7-Day Veggie Plan
James Carter
| 29-06-2026
· Cate team
Honestly, the hardest part about going meatless isn't the cooking — it's deciding what to cook. Most people try to just subtract the meat from their usual meals and end up disappointed.
A chicken stir-fry without the chicken? That's a sad bowl of veggies. But build that same stir-fry around crispy tofu, roasted cashews, and a punchy peanut sauce? Nobody's missing anything.
That's the real shift — stop thinking subtraction, start building meals that actually shine on their own.
This seven-day plan covers breakfast, lunch, and dinner, with smart leftovers built in so you're not cooking from scratch every single night.

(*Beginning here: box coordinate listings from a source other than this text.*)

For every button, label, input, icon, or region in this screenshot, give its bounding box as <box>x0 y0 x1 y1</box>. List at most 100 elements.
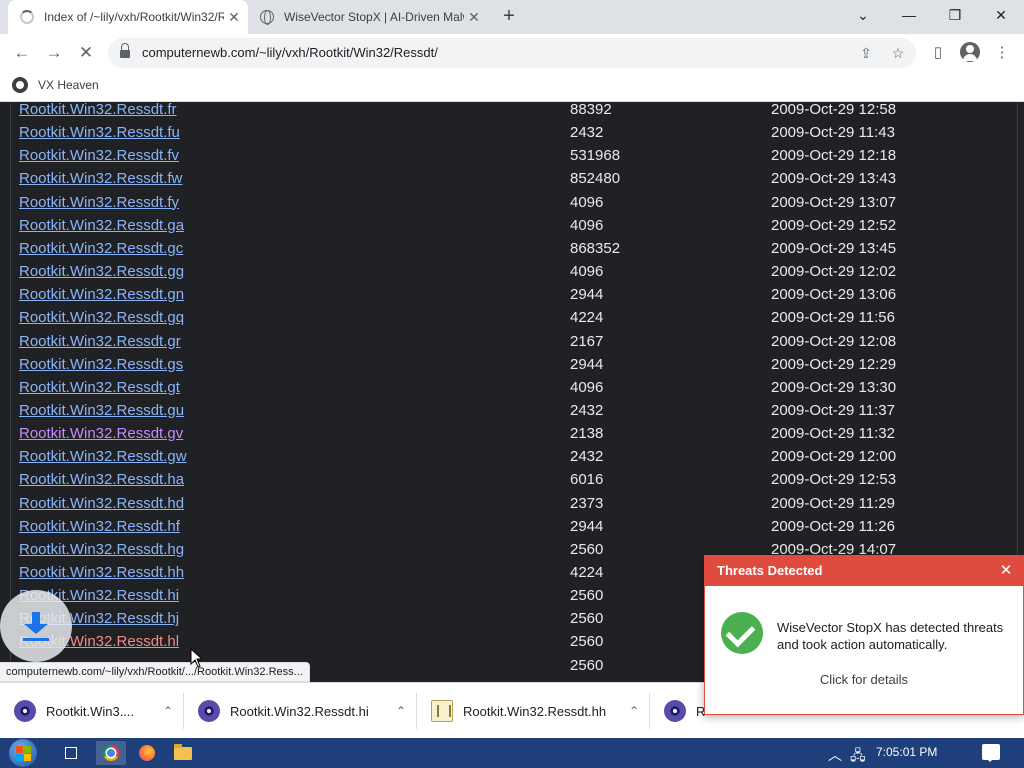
action-center-icon[interactable] <box>982 744 1000 762</box>
listing-row: Rootkit.Win32.Ressdt.gv 2138 2009-Oct-29 1… <box>0 425 1010 448</box>
listing-row: Rootkit.Win32.Ressdt.gs 2944 2009-Oct-29 1… <box>0 356 1010 379</box>
file-link[interactable]: Rootkit.Win32.Ressdt.ha <box>19 471 184 488</box>
file-size: 4096 <box>570 216 604 234</box>
file-link[interactable]: Rootkit.Win32.Ressdt.fr <box>19 103 177 118</box>
file-size: 2432 <box>570 124 604 142</box>
firefox-icon <box>139 745 155 761</box>
taskbar-file-explorer[interactable] <box>168 741 198 765</box>
file-size: 2138 <box>570 425 604 443</box>
download-item[interactable]: Rootkit.Win3.... ⌃ <box>0 693 184 729</box>
network-icon[interactable]: 🖧 <box>850 745 866 768</box>
tab-close-icon[interactable]: ✕ <box>464 9 484 26</box>
tab-index-of[interactable]: Index of /~lily/vxh/Rootkit/Win32/Ressdt… <box>8 0 248 34</box>
task-view-button[interactable] <box>56 741 86 765</box>
download-item[interactable]: Rootkit.Win32.Ressdt.hi ⌃ <box>184 693 417 729</box>
download-arrow-icon <box>23 612 49 641</box>
file-link[interactable]: Rootkit.Win32.Ressdt.fy <box>19 194 179 211</box>
file-date: 2009-Oct-29 13:06 <box>771 286 897 304</box>
listing-row: Rootkit.Win32.Ressdt.fy 4096 2009-Oct-29 1… <box>0 194 1010 217</box>
stop-loading-icon[interactable]: ✕ <box>73 40 99 66</box>
file-link[interactable]: Rootkit.Win32.Ressdt.gv <box>19 425 183 442</box>
file-link[interactable]: Rootkit.Win32.Ressdt.hh <box>19 564 184 581</box>
download-item[interactable]: R <box>650 693 706 729</box>
file-link[interactable]: Rootkit.Win32.Ressdt.hf <box>19 518 180 535</box>
taskbar-firefox[interactable] <box>132 741 162 765</box>
file-size: 2167 <box>570 332 604 350</box>
tab-search-icon[interactable]: ⌄ <box>840 0 886 30</box>
file-size: 2944 <box>570 517 604 535</box>
taskbar-chrome[interactable] <box>96 741 126 765</box>
chevron-up-icon[interactable]: ⌃ <box>153 704 183 718</box>
file-link[interactable]: Rootkit.Win32.Ressdt.hg <box>19 541 184 558</box>
file-size: 2944 <box>570 286 604 304</box>
address-bar[interactable]: computernewb.com/~lily/vxh/Rootkit/Win32… <box>108 38 916 68</box>
file-link[interactable]: Rootkit.Win32.Ressdt.hd <box>19 495 184 512</box>
file-size: 2432 <box>570 401 604 419</box>
file-date: 2009-Oct-29 11:26 <box>771 517 895 535</box>
file-link[interactable]: Rootkit.Win32.Ressdt.fw <box>19 170 182 187</box>
file-link[interactable]: Rootkit.Win32.Ressdt.gt <box>19 379 180 396</box>
bookmark-star-icon[interactable]: ☆ <box>888 43 908 63</box>
file-size: 868352 <box>570 239 621 257</box>
file-link[interactable]: Rootkit.Win32.Ressdt.fv <box>19 147 179 164</box>
browser-toolbar: ← → ✕ computernewb.com/~lily/vxh/Rootkit… <box>0 34 1024 72</box>
restore-icon[interactable]: ❐ <box>932 0 978 30</box>
share-icon[interactable]: ⇪ <box>856 43 876 63</box>
file-link[interactable]: Rootkit.Win32.Ressdt.gr <box>19 333 181 350</box>
status-url-bubble: computernewb.com/~lily/vxh/Rootkit/.../R… <box>0 662 310 682</box>
tab-title: Index of /~lily/vxh/Rootkit/Win32/Ressdt… <box>44 10 224 24</box>
file-link[interactable]: Rootkit.Win32.Ressdt.gn <box>19 286 184 303</box>
file-link[interactable]: Rootkit.Win32.Ressdt.fu <box>19 124 180 141</box>
tab-close-icon[interactable]: ✕ <box>224 9 244 26</box>
chevron-up-icon[interactable]: ⌃ <box>619 704 649 718</box>
click-for-details-link[interactable]: Click for details <box>705 672 1023 687</box>
file-size: 4096 <box>570 263 604 281</box>
file-link[interactable]: Rootkit.Win32.Ressdt.gu <box>19 402 184 419</box>
start-button[interactable] <box>6 739 40 767</box>
threats-detected-popup[interactable]: Threats Detected ✕ WiseVector StopX has … <box>704 555 1024 715</box>
exe-file-icon <box>664 700 686 722</box>
file-link[interactable]: Rootkit.Win32.Ressdt.ga <box>19 217 184 234</box>
minimize-icon[interactable]: — <box>886 0 932 30</box>
listing-row: Rootkit.Win32.Ressdt.ha 6016 2009-Oct-29 1… <box>0 471 1010 494</box>
tray-chevron-up-icon[interactable]: ︿ <box>828 745 842 765</box>
back-arrow-icon[interactable]: ← <box>9 40 35 66</box>
forward-arrow-icon[interactable]: → <box>41 40 67 66</box>
file-date: 2009-Oct-29 13:43 <box>771 170 897 188</box>
bookmark-label: VX Heaven <box>38 78 99 92</box>
listing-row: Rootkit.Win32.Ressdt.gq 4224 2009-Oct-29 1… <box>0 309 1010 332</box>
globe-icon <box>260 10 274 25</box>
chevron-up-icon[interactable]: ⌃ <box>386 704 416 718</box>
popup-close-icon[interactable]: ✕ <box>989 556 1023 586</box>
kebab-menu-icon[interactable]: ⋮ <box>992 43 1012 63</box>
file-link[interactable]: Rootkit.Win32.Ressdt.gc <box>19 240 183 257</box>
download-label: Rootkit.Win3.... <box>46 703 135 719</box>
file-link[interactable]: Rootkit.Win32.Ressdt.gw <box>19 448 187 465</box>
file-date: 2009-Oct-29 12:52 <box>771 216 897 234</box>
file-size: 531968 <box>570 147 621 165</box>
download-item[interactable]: Rootkit.Win32.Ressdt.hh ⌃ <box>417 693 650 729</box>
file-date: 2009-Oct-29 12:53 <box>771 471 897 489</box>
file-link[interactable]: Rootkit.Win32.Ressdt.gg <box>19 263 184 280</box>
tab-wisevector[interactable]: WiseVector StopX | AI-Driven Malware Pro… <box>252 0 488 34</box>
download-bubble[interactable] <box>0 590 72 662</box>
mouse-cursor-icon <box>190 648 204 668</box>
new-tab-button[interactable]: + <box>498 5 520 27</box>
file-size: 4096 <box>570 378 604 396</box>
bookmark-vx-heaven[interactable]: VX Heaven <box>12 77 99 93</box>
screen: Index of /~lily/vxh/Rootkit/Win32/Ressdt… <box>0 0 1024 768</box>
file-size: 2432 <box>570 448 604 466</box>
profile-avatar-icon[interactable] <box>960 42 980 62</box>
file-date: 2009-Oct-29 12:08 <box>771 332 897 350</box>
file-link[interactable]: Rootkit.Win32.Ressdt.gq <box>19 309 184 326</box>
listing-row: Rootkit.Win32.Ressdt.gg 4096 2009-Oct-29 1… <box>0 263 1010 286</box>
system-clock[interactable]: 7:05:01 PM <box>876 745 937 759</box>
file-size: 2944 <box>570 355 604 373</box>
tab-title: WiseVector StopX | AI-Driven Malware Pro… <box>284 10 464 24</box>
window-close-icon[interactable]: ✕ <box>978 0 1024 30</box>
file-size: 6016 <box>570 471 604 489</box>
side-panel-icon[interactable]: ▯ <box>928 43 948 63</box>
listing-row: Rootkit.Win32.Ressdt.fr 88392 2009-Oct-29 … <box>0 103 1010 124</box>
file-link[interactable]: Rootkit.Win32.Ressdt.gs <box>19 356 183 373</box>
file-size: 4224 <box>570 309 604 327</box>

It draws from cuisines that have been doing meatless beautifully for centuries — Mexican, Thai, Mediterranean, Italian — so nothing feels like a compromise.

Where's the Protein?

The first thing people ask is always: "But where do you get your protein?" Short answer — everywhere. One cup of cooked lentils gives you 18g. A block of firm tofu has around 21g. Chickpeas, black beans, eggs, Greek yogurt, cottage cheese — it adds up fast across the day without even trying. This plan averages around 60–80g per day, which covers most people's daily needs comfortably.

The Full Week, Day by Day

Kick off Monday with overnight oats loaded with chia seeds, banana, and peanut butter — prep it the night before and breakfast is done. Lunch is a Mediterranean chickpea salad with cucumber, tomatoes, feta, and lemon dressing. Dinner: black bean tacos with sautéed peppers, avocado, and lime crema.
Tuesday, those leftover taco fillings go over rice for lunch. No cooking needed. Dinner is vegetable pad thai with tofu, rice noodles, bell peppers, carrots, and a tamarind-lime sauce.
Wednesday morning is a Greek yogurt parfait with granola and mixed berries. Lunch is a hummus and roasted veggie wrap. Dinner: red lentil coconut curry with sweet potato and spinach over long-grain rice. This one's a keeper — make extra.
Thursday, that leftover curry becomes lunch with a dollop of yogurt on top. Dinner switches gears to caprese pasta with cherry tomatoes, fresh mozzarella, basil, and olive oil. Simple, quick, satisfying.
Friday is omelet morning — eggs with bell peppers, onion, and cheddar. Lunch is a big Greek salad with chickpeas and pita. Dinner: crispy baked falafel with tzatziki and pickled vegetables stuffed in warm pita.
Saturday gets a little more relaxed. Whole wheat pancakes with berries to start. Grilled cheese with tomato soup for lunch. Mushroom and spinach risotto for dinner — yes, it takes a bit of stirring, but it's worth it.
Sunday wraps up with a veggie-loaded frittata featuring zucchini, tomatoes, and goat cheese. Lunch is leftover risotto with a fried egg on top — honestly one of the best combos. Dinner finishes strong: stuffed bell peppers with quinoa, black beans, corn, and melted cheese.

The Leftovers Strategy

Leftovers here aren't an afterthought — they're the plan. Monday's taco filling becomes Tuesday's rice bowl. Wednesday's curry feeds you again on Thursday. Saturday's risotto becomes Sunday's lunch. That cuts your actual cooking time in half across the week without eating the same thing twice in a row.

What It Costs

Plant proteins are dramatically cheaper than meat. A pound of dried lentils runs about $1.50 and stretches to eight servings. A block of tofu costs $2–3 for four portions. When you center the week around legumes, eggs, and dairy instead of meat, your grocery bill can drop by 40–60%. The full grocery list for two people — produce, proteins, pantry staples — comes in around $44–56 for the week. That's roughly $3–4 per person per day for three meals.

A Few Nutrition Notes

A well-planned vegetarian diet covers most nutritional needs, but a few things are worth keeping an eye on. Vitamin B12 is mainly found in animal products, so if eggs and dairy are part of your routine, you're likely fine. Iron from plant sources absorbs better when paired with vitamin C — think lentils with tomatoes, or spinach alongside citrus. Chia seeds and flaxseed (both in this plan's breakfasts) help cover your omega-3 bases. Zinc shows up in chickpeas, lentils, cashews, and oats, all of which are already on this week's menu.
None of this needs to feel complicated. With a plan like this, the nutritional gaps fill themselves in naturally — you just have to cook it.